Visit South America’s most European city, and live like a native Porteno
A. 9am: Start your day with a light breakfast at Porota (porota.com), a café in Palermo. Argentine breakfasts are simple affairs: coffee or tea and a pastry. If you’ve got a sweet tooth, make sure the pastry comes with dulce de leche, Argentina’s best-loved caramel.
B. 10am: Take the subway to Recoleta and visit the massive Cementerio de la Recoleta. Set over six hectares, this is a veritable city of tombs and mausoleums, holding Argentina’s most respected politicians, artists, generals, and writers. It may take some searching, but make sure to pay your respects at the tomb of former First Lady Eva Perón, known to the world as Evita.
C. 12:30pm: On your way out of the cemetery, check out La Feria Recoleta in Plaza Francia, a market featuring local crafts, jewellery, and light snacks. If you’re lucky, you may see street-performance tango dancing. Then see the nearby Iglesia de Nuestra Señora del Pilar, a church built in the early 18th century by a now-disbanded order of monks.
D. 1:30pm: When it comes to Argentine food, two things come to mind: steak and great Italian fare. Argentina is considered a country of immigrants, and many of them came from Italy in the mid-19th century, bringing their love of pizza with them. Prove this point at Pizzeria Güerrin (Tel +54 11 4371 8141) on Avenida Corrientes.
E. 3pm: After filling up, walk east just a few blocks, and take in the 67-metre-high Obelisk of Buenos Aires.
F. 3.30pm: Then head a few blocks south, to Avenida de Mayo. One of the street’s most interesting landmarks is the Palacio Barolo (pbarolo.com.ar), an architectural masterpiece built to hold the remains of Dante Aleghieri – but his body was never sent there. The facade is designed to reflect the three locales of the poet’s Divine Comedy: Inferno, Purgatorio, and Paradiso.
G. 4pm: Sit and enjoy a glass of Malbec wine at Café Tortoni (cafetortoni.com.ar), Argentina’s premiere tango academy. Call ahead to arrange a class, or just watch the dancers from the comfort of your table.
H. 5pm: Continue east on the Avenida de Mayo to Argentina’s presidential palace, La Casa Rosada (presidencia.gob.ar). Its trademark pink walls were supposedly painted with white paint tinted with pig’s blood. The northern balcony is where Evita used to stand to address adoring crowds.
I. 6pm: After walking all afternoon, nothing could be better than a scoop (or two) of gelato. Head to Palermo de Soho and visit Persicco (persicco.com), their dulce de leche flavour ice cream is unbeatable.
J. 7pm: Resist the urge: it’s just too early to go to dinner. Argentines are night-owls, and at this time most of the restaurants won’t even be open.
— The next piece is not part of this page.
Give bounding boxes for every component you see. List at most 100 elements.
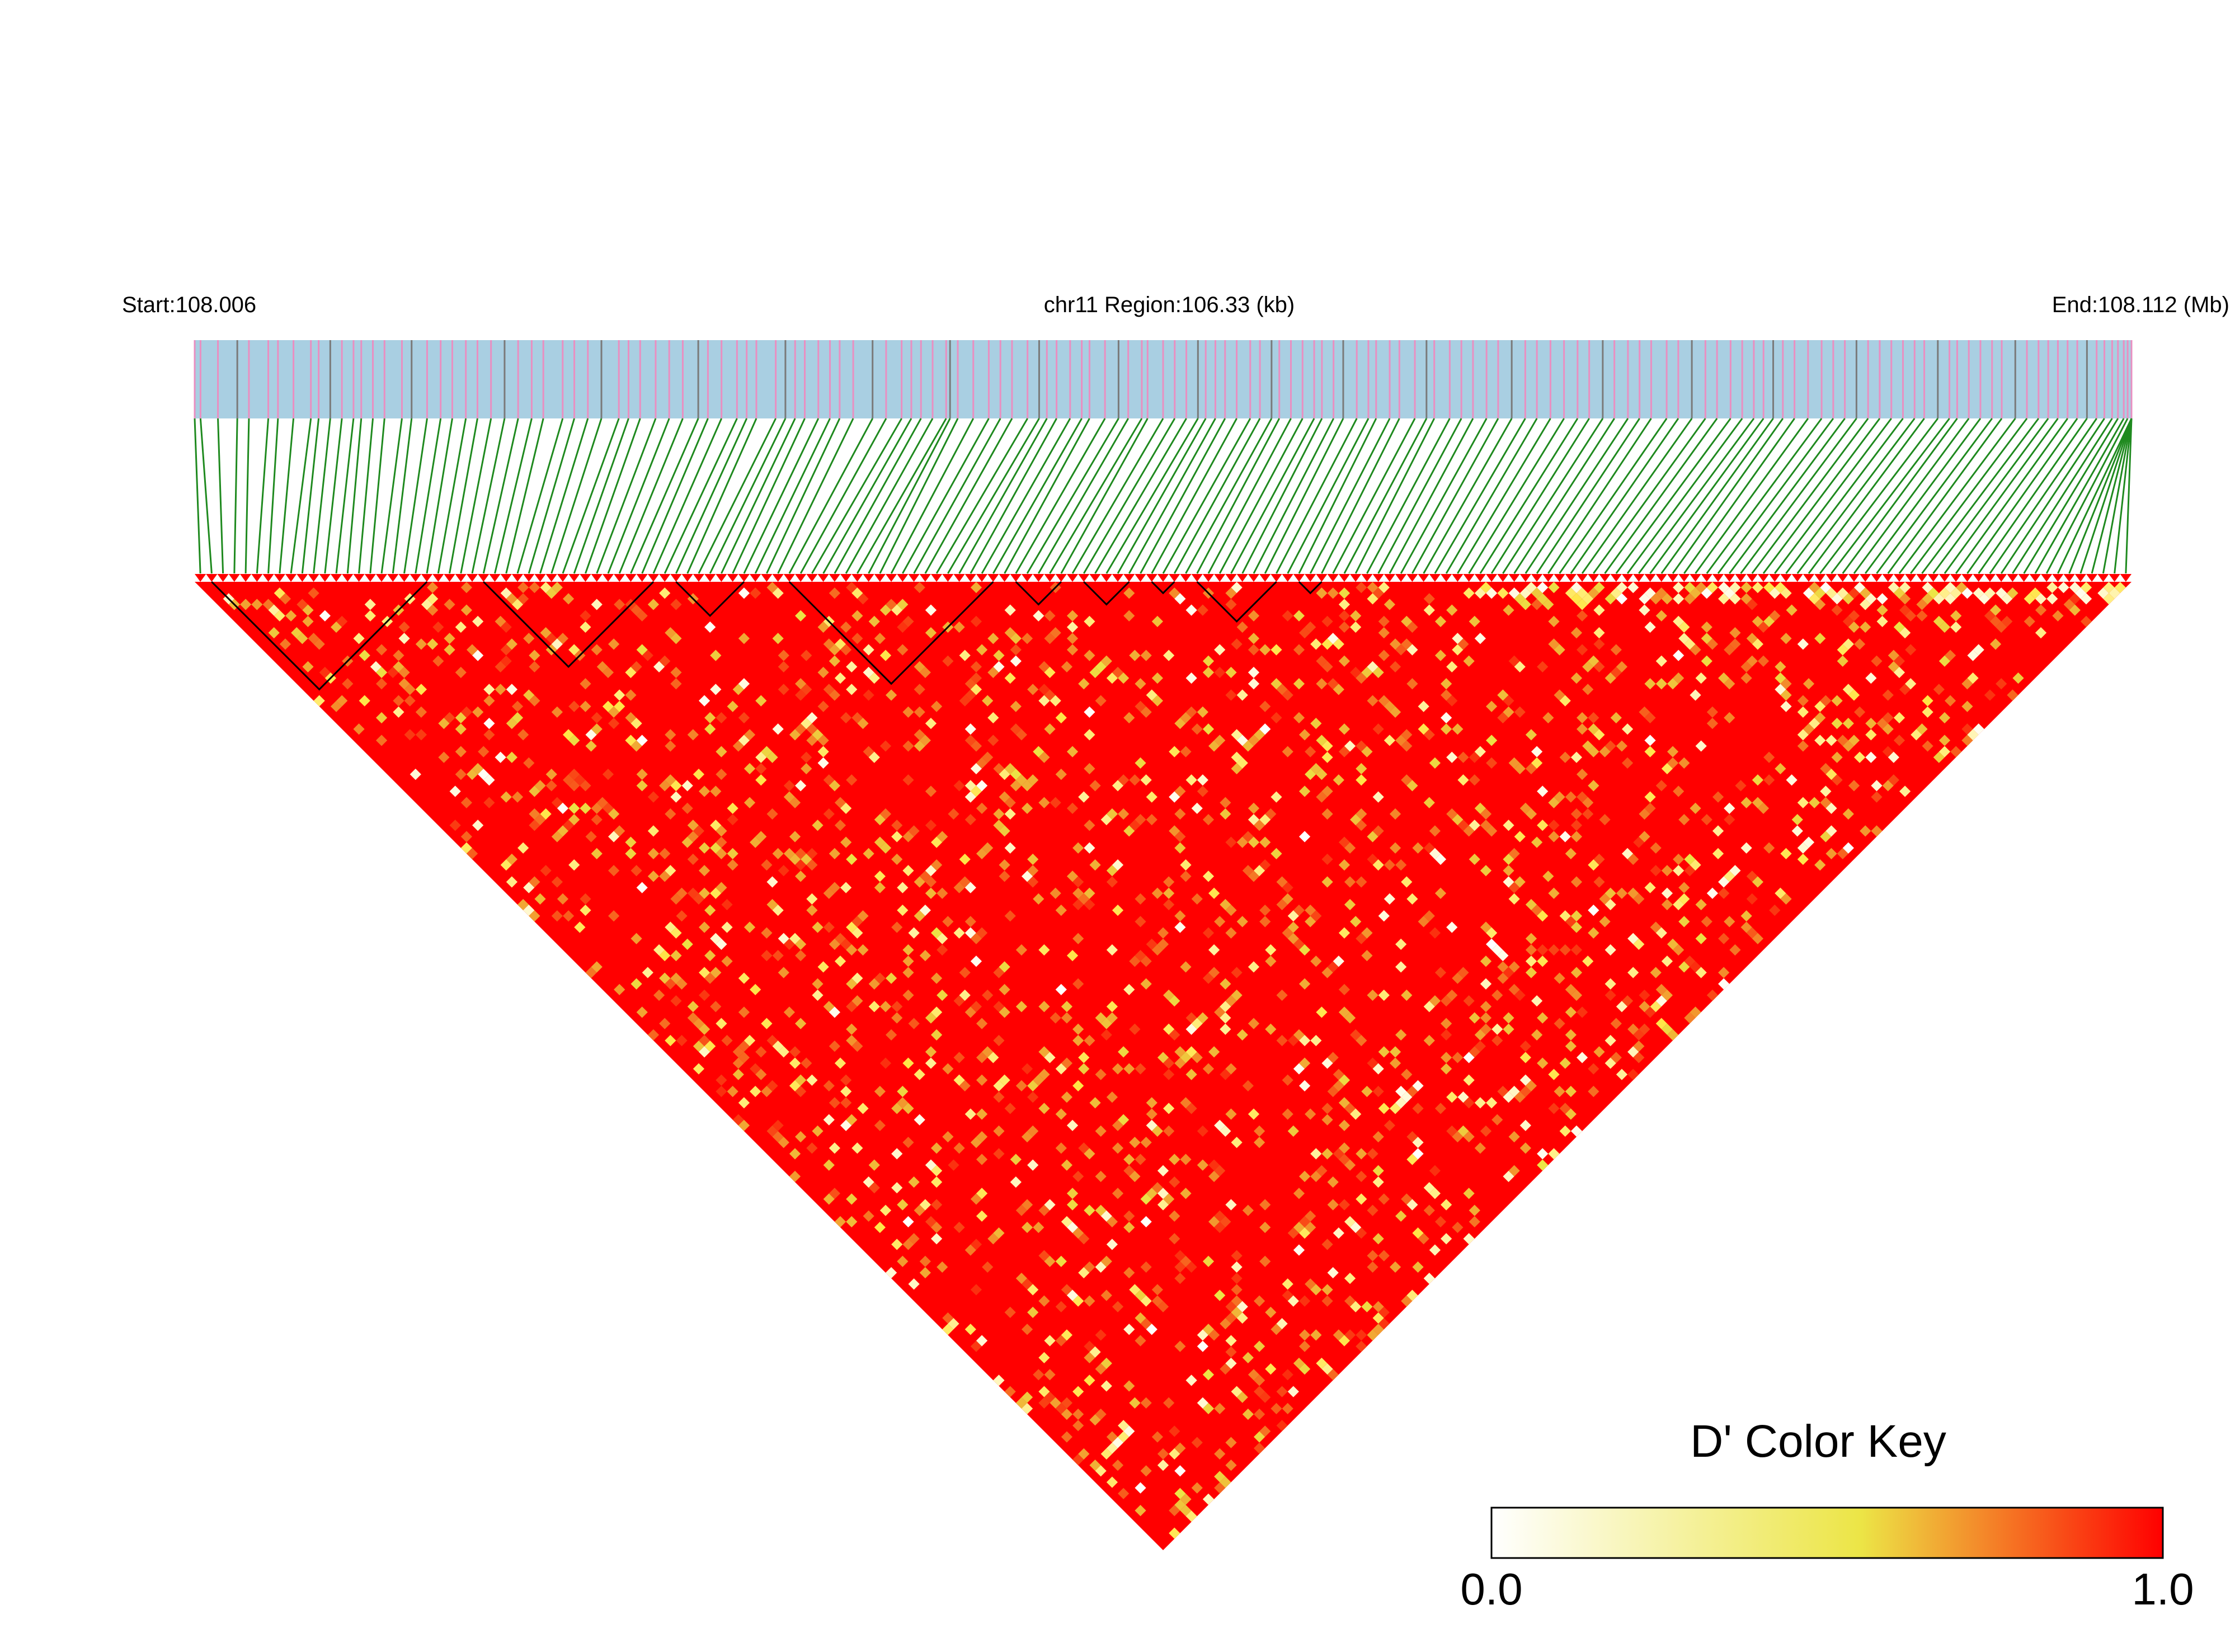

Instead, enjoy the fading sunlight on the rooftop of Bar Antares in Palermo de Soho (cervezaantares.com), where they pair dark, cold beers with eclectic music in a low-key setting.
K. 9pm: Now the moment you’ve been waiting for: the gaucho steak of Buenos Aires. One of the best: La Cabrera (parrillalacabrera.com). Start out with an appetiser of jamon crudo (dry-cured ham), and then move on to the bife de chorizo, a giant piece of steak that is so soft your waiter will cut it for you with a spoon.